2.3.4 Identification of bacteria
DNA was extracted from each bacterial isolate cultured on nutrient agar and amplified using
the REDExtract-N-AmpTM Plant PCR kit (Sigma-Aldrich®) as per manufacturer’s
instructions. Primers targeted the variable portion of the 16S rRNA gene (F27 5'
AGAGTTTGATCCTGGCTCAG 3', R1494 5' CTACGGTTACCTTGTTACGAC 3'). PCR parameters were: 94°C for 3 min followed by 30 cycles of; 94°C for 1 min; 57°C for 1 min; 72°C for 2 min then 10 min at 72°C. PCR was performed using an Icycler (Bio-Rad
Laboratories, Inc.) and products were visualised by agarose gel (1%, 1 x TAE) electrophoresis.

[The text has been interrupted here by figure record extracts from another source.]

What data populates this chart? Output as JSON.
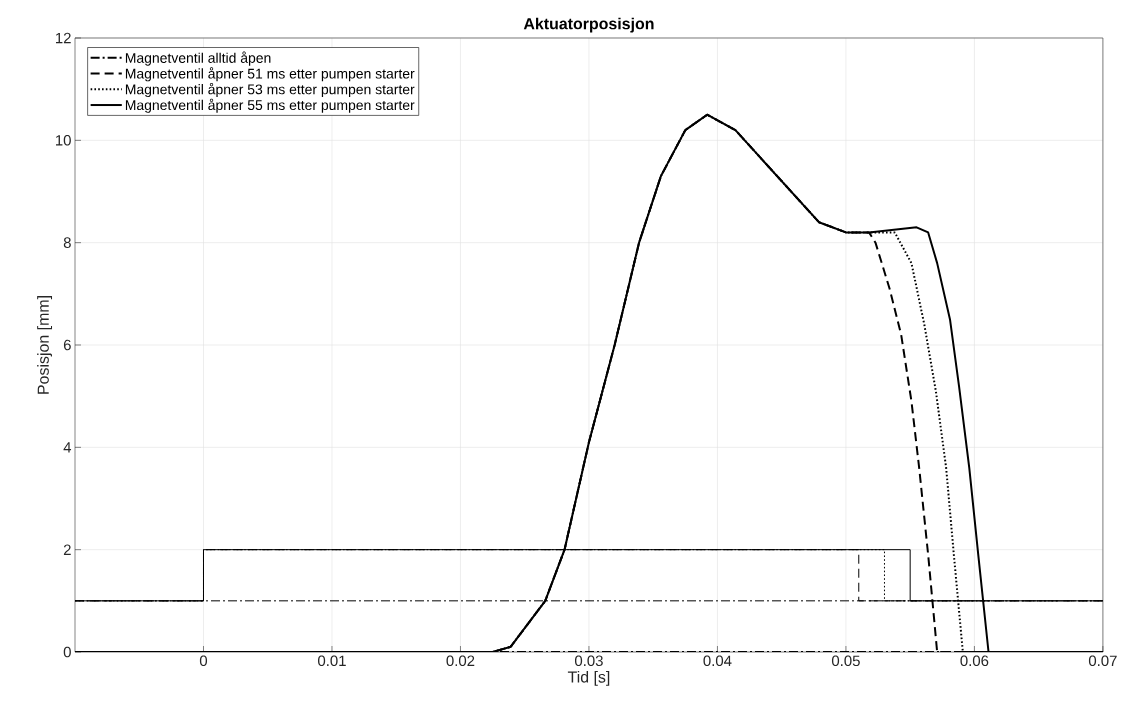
{
  "chart_data": {
    "type": "line",
    "title": "Aktuatorposisjon",
    "xlabel": "Tid [s]",
    "ylabel": "Posisjon [mm]",
    "xlim": [
      -0.01,
      0.07
    ],
    "ylim": [
      0,
      12
    ],
    "xticks": [
      0,
      0.01,
      0.02,
      0.03,
      0.04,
      0.05,
      0.06,
      0.07
    ],
    "yticks": [
      0,
      2,
      4,
      6,
      8,
      10,
      12
    ],
    "grid": true,
    "legend": "top left",
    "series": [
      {
        "name": "Magnetventil alltid åpen",
        "color": "#000000",
        "line_style": "dashdot",
        "x": [
          -0.01,
          0.07
        ],
        "values": [
          0,
          0
        ]
      },
      {
        "name": "Magnetventil åpner 51 ms etter pumpen starter",
        "color": "#000000",
        "line_style": "dashed",
        "x": [
          -0.01,
          0.0225,
          0.0239,
          0.0266,
          0.0281,
          0.03,
          0.032,
          0.0339,
          0.0356,
          0.0375,
          0.0392,
          0.0414,
          0.0479,
          0.05,
          0.0518,
          0.0523,
          0.0534,
          0.0543,
          0.0551,
          0.0557,
          0.0564,
          0.0571,
          0.07
        ],
        "values": [
          0,
          0,
          0.1,
          1.0,
          2.0,
          4.1,
          6.0,
          8.0,
          9.3,
          10.2,
          10.5,
          10.2,
          8.4,
          8.2,
          8.2,
          8.0,
          7.1,
          6.2,
          4.9,
          3.6,
          1.9,
          0,
          0
        ]
      },
      {
        "name": "Magnetventil åpner 53 ms etter pumpen starter",
        "color": "#000000",
        "line_style": "dotted",
        "x": [
          -0.01,
          0.0225,
          0.0239,
          0.0266,
          0.0281,
          0.03,
          0.032,
          0.0339,
          0.0356,
          0.0375,
          0.0392,
          0.0414,
          0.0479,
          0.05,
          0.0518,
          0.0538,
          0.0551,
          0.0561,
          0.057,
          0.0578,
          0.0584,
          0.0591,
          0.07
        ],
        "values": [
          0,
          0,
          0.1,
          1.0,
          2.0,
          4.1,
          6.0,
          8.0,
          9.3,
          10.2,
          10.5,
          10.2,
          8.4,
          8.2,
          8.2,
          8.2,
          7.6,
          6.4,
          5.1,
          3.6,
          1.9,
          0,
          0
        ]
      },
      {
        "name": "Magnetventil åpner 55 ms etter pumpen starter",
        "color": "#000000",
        "line_style": "solid",
        "x": [
          -0.01,
          0.0225,
          0.0239,
          0.0266,
          0.0281,
          0.03,
          0.032,
          0.0339,
          0.0356,
          0.0375,
          0.0392,
          0.0414,
          0.0479,
          0.05,
          0.0518,
          0.0555,
          0.0564,
          0.0571,
          0.0581,
          0.0588,
          0.0596,
          0.0603,
          0.0611,
          0.07
        ],
        "values": [
          0,
          0,
          0.1,
          1.0,
          2.0,
          4.1,
          6.0,
          8.0,
          9.3,
          10.2,
          10.5,
          10.2,
          8.4,
          8.2,
          8.2,
          8.3,
          8.2,
          7.6,
          6.5,
          5.2,
          3.6,
          1.9,
          0,
          0
        ]
      },
      {
        "color": "#000000",
        "line_style": "dashdot",
        "x": [
          -0.01,
          0.07
        ],
        "values": [
          1,
          1
        ]
      },
      {
        "color": "#000000",
        "line_style": "dashed",
        "x": [
          -0.01,
          0,
          0,
          0.051,
          0.051,
          0.07
        ],
        "values": [
          1,
          1,
          2,
          2,
          1,
          1
        ]
      },
      {
        "color": "#000000",
        "line_style": "dotted",
        "x": [
          -0.01,
          0,
          0,
          0.053,
          0.053,
          0.07
        ],
        "values": [
          1,
          1,
          2,
          2,
          1,
          1
        ]
      },
      {
        "color": "#000000",
        "line_style": "solid",
        "x": [
          -0.01,
          0,
          0,
          0.055,
          0.055,
          0.07
        ],
        "values": [
          1,
          1,
          2,
          2,
          1,
          1
        ]
      }
    ]
  }
}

Sequencing was performed using Big Dye Terminator v3.1 (Applied
Biosystems™) and PCR cleanup with CleanSEQ® (Agencourt Bioscience Co.). An ABI Prism
3130xl Genetic Analyzer (Applied Biosystems™) was used to generate sequences. Sequences were analysed using Sequencher 4.9 (Gene Codes Co.) software and identifications made
using EzTaxon2.1 (Chun et al., 2007).